Jodi lit the cigarette again and pressed it to her mouth for another pull, this time drawing in air and pushing out smoke at the speed of a whistle. She coughed, still, but it was a little easier this time. She didn't feel as though she was going to throw up quite as much. The wobbling of the boat meant she was always going to feel a little bit like she was throwing up, so at least she was getting acclimated. There was that rush again, from her chest to her hands and feet, and now to her head, crowning at the top with a sensation she could only perceive as a gust of internal wind. The quicker she was with the cigarette, she realized, the less it hurt, even if she couldn't quite stop coughing, or thinking about coughing.
Soon enough it was down to the orange stub. The 'butt,' she'd heard it called before. Never in front of her. Nobody she knew smoked. Nobody she didn't know smoked, either. It wasn't something normal people did anymore, even though you could once do it on a plane or in any restaurant in the country. Smokers were outcasts, not to be looked upon, dirty and sluggish and always cavorting with each other under dim lights in the dark. Vaping was different, even if both had nicotine involved. It was gentler, watered down. A new smoke for a new age, smokeless, bodiless, but bigger and cloudier. Jodi always hated walking into the bathroom and having to put her head down and walking through clouds of Juul smoke or vaped weed or whatever new instrument her classmates had decided to try.
Now she was with them. Except she wasn't. She was alone, and she was doing the unthinkable. Real smoke curled from her wheezing lips.

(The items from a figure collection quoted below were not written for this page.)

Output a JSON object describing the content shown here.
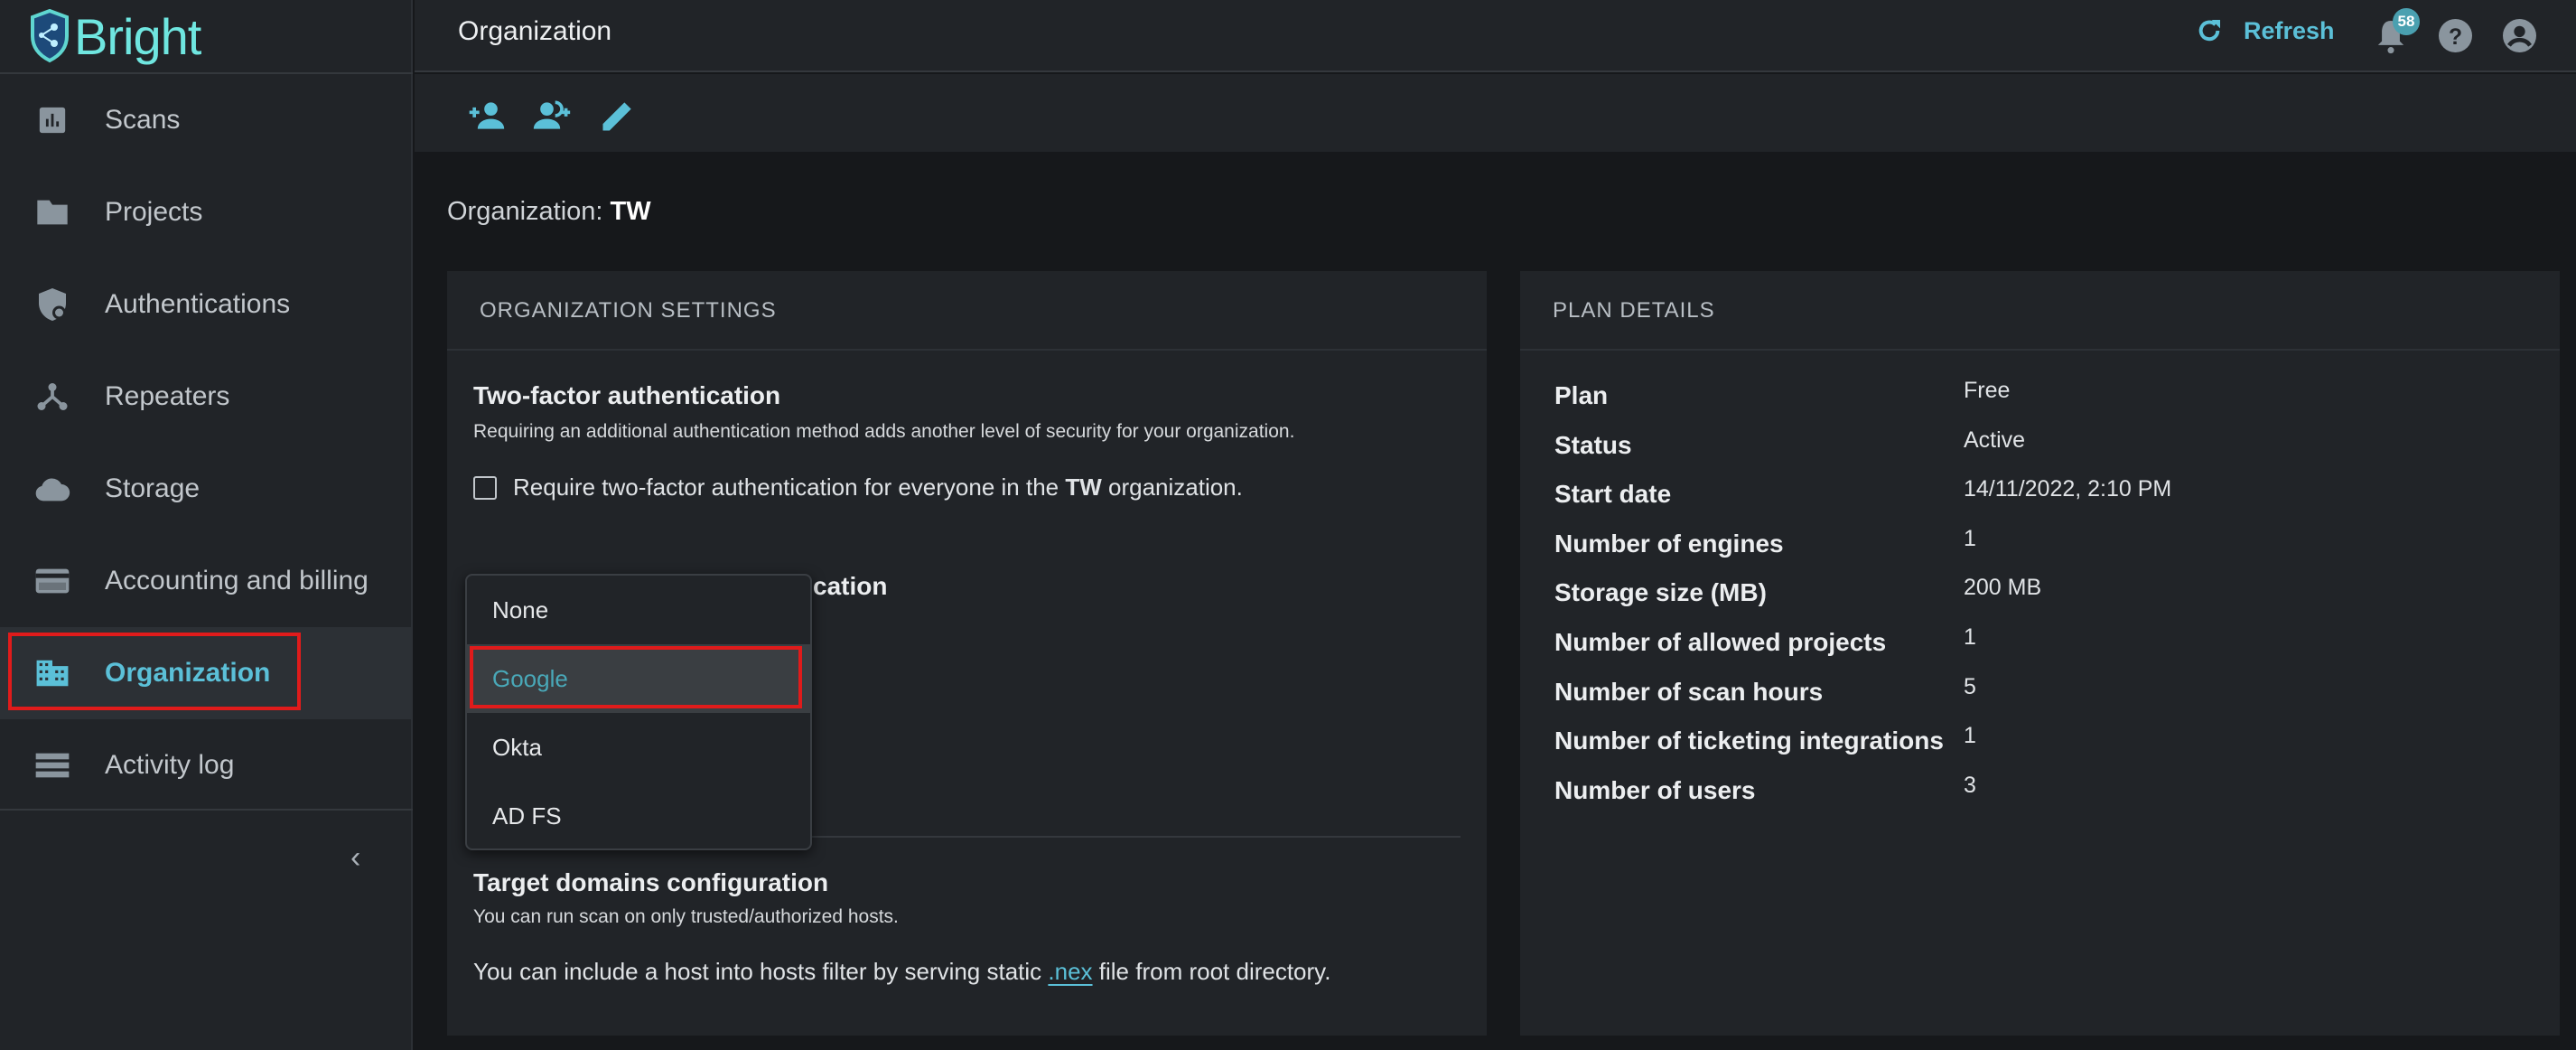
{
  "brand": {
    "name": "Bright",
    "logo_color": "#6fe6e0"
  },
  "sidebar": {
    "items": [
      {
        "label": "Scans",
        "icon": "bar-chart-icon"
      },
      {
        "label": "Projects",
        "icon": "folder-icon"
      },
      {
        "label": "Authentications",
        "icon": "shield-lock-icon"
      },
      {
        "label": "Repeaters",
        "icon": "hub-icon"
      },
      {
        "label": "Storage",
        "icon": "cloud-icon"
      },
      {
        "label": "Accounting and billing",
        "icon": "credit-card-icon"
      },
      {
        "label": "Organization",
        "icon": "building-icon",
        "active": true
      },
      {
        "label": "Activity log",
        "icon": "list-icon"
      }
    ],
    "collapse": "‹"
  },
  "header": {
    "title": "Organization",
    "refresh": "Refresh",
    "notifications": "58"
  },
  "toolbar": {
    "icons": [
      "add-user-icon",
      "add-group-icon",
      "edit-icon"
    ]
  },
  "org_line": {
    "label": "Organization: ",
    "name": "TW"
  },
  "settings": {
    "title": "ORGANIZATION SETTINGS",
    "two_factor": {
      "title": "Two-factor authentication",
      "desc": "Requiring an additional authentication method adds another level of security for your organization.",
      "checkbox_pre": "Require two-factor authentication for everyone in the ",
      "checkbox_org": "TW",
      "checkbox_post": " organization.",
      "checked": false
    },
    "sso_heading_visible": "cation",
    "dropdown": {
      "options": [
        "None",
        "Google",
        "Okta",
        "AD FS"
      ],
      "highlighted": "Google"
    },
    "target": {
      "title": "Target domains configuration",
      "desc": "You can run scan on only trusted/authorized hosts.",
      "include_pre": "You can include a host into hosts filter by serving static ",
      "include_link": ".nex",
      "include_post": " file from root directory."
    }
  },
  "plan": {
    "title": "PLAN DETAILS",
    "rows": [
      {
        "label": "Plan",
        "value": "Free"
      },
      {
        "label": "Status",
        "value": "Active"
      },
      {
        "label": "Start date",
        "value": "14/11/2022, 2:10 PM"
      },
      {
        "label": "Number of engines",
        "value": "1"
      },
      {
        "label": "Storage size (MB)",
        "value": "200 MB"
      },
      {
        "label": "Number of allowed projects",
        "value": "1"
      },
      {
        "label": "Number of scan hours",
        "value": "5"
      },
      {
        "label": "Number of ticketing integrations",
        "value": "1"
      },
      {
        "label": "Number of users",
        "value": "3"
      }
    ]
  },
  "colors": {
    "accent": "#5bc0d8",
    "highlight_box": "#e01b1b",
    "background": "#16181b",
    "panel": "#212428"
  }
}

Then, she must be with the margin walkers. Except she wasn't. She was alone, adrift at sea. Unaccompanied and untaught her autodidact diaphragm panged and warbled with fire as the water rose on whorls and swells. She flicked the cigarette butt to the ocean and watched it skip against the waves.

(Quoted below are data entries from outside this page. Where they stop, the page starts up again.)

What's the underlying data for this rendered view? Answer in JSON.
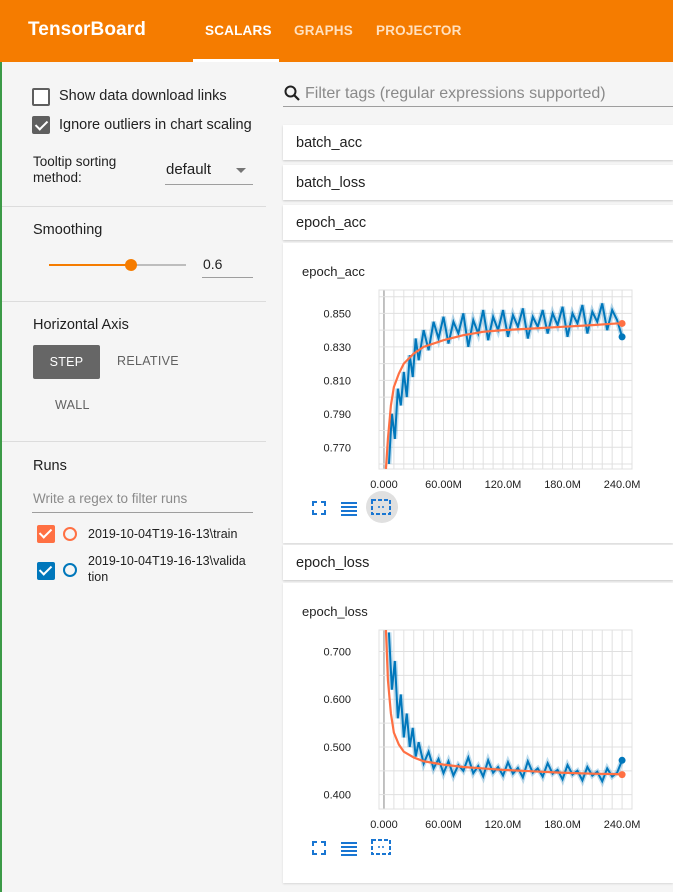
{
  "app": {
    "title": "TensorBoard"
  },
  "tabs": [
    {
      "label": "SCALARS",
      "active": true
    },
    {
      "label": "GRAPHS"
    },
    {
      "label": "PROJECTOR"
    }
  ],
  "sidebar": {
    "show_download_links": {
      "label": "Show data download links",
      "checked": false
    },
    "ignore_outliers": {
      "label": "Ignore outliers in chart scaling",
      "checked": true
    },
    "tooltip_sorting": {
      "label_line1": "Tooltip sorting",
      "label_line2": "method:",
      "value": "default"
    },
    "smoothing": {
      "label": "Smoothing",
      "value": "0.6",
      "fraction": 0.6
    },
    "horizontal_axis": {
      "label": "Horizontal Axis",
      "options": [
        "STEP",
        "RELATIVE",
        "WALL"
      ],
      "selected": "STEP"
    },
    "runs": {
      "label": "Runs",
      "filter_placeholder": "Write a regex to filter runs",
      "items": [
        {
          "name": "2019-10-04T19-16-13\\train",
          "color": "#ff7043",
          "checked": true
        },
        {
          "name_line1": "2019-10-04T19-16-13\\valida",
          "name_line2": "tion",
          "color": "#0077bb",
          "checked": true
        }
      ]
    }
  },
  "main": {
    "filter_placeholder": "Filter tags (regular expressions supported)",
    "tag_groups": [
      "batch_acc",
      "batch_loss",
      "epoch_acc",
      "epoch_loss"
    ]
  },
  "colors": {
    "accent": "#f57c00",
    "train": "#ff7043",
    "validation": "#0077bb"
  },
  "chart_data": [
    {
      "type": "line",
      "title": "epoch_acc",
      "x_ticks": [
        "0.000",
        "60.00M",
        "120.0M",
        "180.0M",
        "240.0M"
      ],
      "y_ticks": [
        "0.850",
        "0.830",
        "0.810",
        "0.790",
        "0.770"
      ],
      "xlim": [
        -5,
        250
      ],
      "ylim": [
        0.757,
        0.864
      ],
      "grid": true,
      "series": [
        {
          "name": "2019-10-04T19-16-13\\train",
          "color": "#ff7043",
          "x": [
            2,
            4,
            7,
            10,
            15,
            20,
            30,
            40,
            60,
            80,
            100,
            120,
            150,
            180,
            210,
            235,
            240
          ],
          "y": [
            0.757,
            0.775,
            0.795,
            0.806,
            0.814,
            0.82,
            0.826,
            0.83,
            0.834,
            0.837,
            0.839,
            0.84,
            0.841,
            0.842,
            0.843,
            0.844,
            0.844
          ]
        },
        {
          "name": "2019-10-04T19-16-13\\validation",
          "color": "#0077bb",
          "x": [
            5,
            8,
            11,
            14,
            17,
            20,
            23,
            26,
            29,
            32,
            35,
            40,
            45,
            50,
            55,
            60,
            65,
            70,
            75,
            80,
            85,
            90,
            95,
            100,
            105,
            110,
            115,
            120,
            125,
            130,
            135,
            140,
            145,
            150,
            155,
            160,
            165,
            170,
            175,
            180,
            185,
            190,
            195,
            200,
            205,
            210,
            215,
            220,
            225,
            230,
            235,
            240
          ],
          "y": [
            0.76,
            0.79,
            0.775,
            0.805,
            0.795,
            0.815,
            0.8,
            0.825,
            0.812,
            0.835,
            0.822,
            0.84,
            0.828,
            0.845,
            0.835,
            0.848,
            0.832,
            0.845,
            0.838,
            0.85,
            0.83,
            0.846,
            0.838,
            0.852,
            0.834,
            0.848,
            0.84,
            0.852,
            0.836,
            0.849,
            0.842,
            0.853,
            0.835,
            0.848,
            0.842,
            0.852,
            0.838,
            0.85,
            0.843,
            0.854,
            0.836,
            0.85,
            0.844,
            0.855,
            0.838,
            0.851,
            0.845,
            0.856,
            0.84,
            0.852,
            0.846,
            0.836
          ]
        }
      ]
    },
    {
      "type": "line",
      "title": "epoch_loss",
      "x_ticks": [
        "0.000",
        "60.00M",
        "120.0M",
        "180.0M",
        "240.0M"
      ],
      "y_ticks": [
        "0.700",
        "0.600",
        "0.500",
        "0.400"
      ],
      "xlim": [
        -5,
        250
      ],
      "ylim": [
        0.37,
        0.745
      ],
      "grid": true,
      "series": [
        {
          "name": "2019-10-04T19-16-13\\train",
          "color": "#ff7043",
          "x": [
            2,
            4,
            7,
            10,
            15,
            20,
            30,
            40,
            60,
            80,
            100,
            120,
            150,
            180,
            210,
            235,
            240
          ],
          "y": [
            0.745,
            0.64,
            0.57,
            0.53,
            0.505,
            0.49,
            0.478,
            0.47,
            0.463,
            0.458,
            0.455,
            0.452,
            0.449,
            0.446,
            0.444,
            0.443,
            0.442
          ]
        },
        {
          "name": "2019-10-04T19-16-13\\validation",
          "color": "#0077bb",
          "x": [
            5,
            8,
            11,
            14,
            17,
            20,
            23,
            26,
            29,
            32,
            35,
            40,
            45,
            50,
            55,
            60,
            65,
            70,
            75,
            80,
            85,
            90,
            95,
            100,
            105,
            110,
            115,
            120,
            125,
            130,
            135,
            140,
            145,
            150,
            155,
            160,
            165,
            170,
            175,
            180,
            185,
            190,
            195,
            200,
            205,
            210,
            215,
            220,
            225,
            230,
            235,
            240
          ],
          "y": [
            0.74,
            0.62,
            0.68,
            0.56,
            0.61,
            0.52,
            0.57,
            0.5,
            0.54,
            0.48,
            0.51,
            0.465,
            0.49,
            0.455,
            0.475,
            0.445,
            0.47,
            0.44,
            0.462,
            0.45,
            0.478,
            0.445,
            0.46,
            0.438,
            0.472,
            0.446,
            0.458,
            0.44,
            0.468,
            0.444,
            0.456,
            0.436,
            0.47,
            0.446,
            0.455,
            0.438,
            0.466,
            0.444,
            0.452,
            0.432,
            0.462,
            0.442,
            0.45,
            0.43,
            0.458,
            0.44,
            0.448,
            0.428,
            0.455,
            0.438,
            0.446,
            0.472
          ]
        }
      ]
    }
  ]
}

"Thanks for the advice, Stephanie," Jodi finally said between gasps, "I'll try... one of those.
"Wish me luck. But not if you can't say anything else now. I don't need to actually hear it."
It hurt to try to stand. Her hat, her crown, was back on her head. She had to remember not to sleep with it on, or else she'd wake up with a greasy mess of hair more tangled than she could bear. Jodi tucked the water bottle, pack of cigarettes, and lighter under the bottom of her shirt, rose on weak knees from her corner of the boat, and shuffled to the door.
At the handle, hunched over to open the door, Jodi stopped. There was a noise coming from one of the other boats. It sounded like there were people talking, and it sounded like they were getting angry. She couldn't see them in the dark, but she didn't know if they could see her, or if they had seen the orange burning light of her cigarette. Sharp points rose on her skin and a shudder ran down her spine.
But Jodi didn't panic. Where earlier in the morning she found panic in her chest, there was only smoke now.
And open the door swung, and in Jodi went.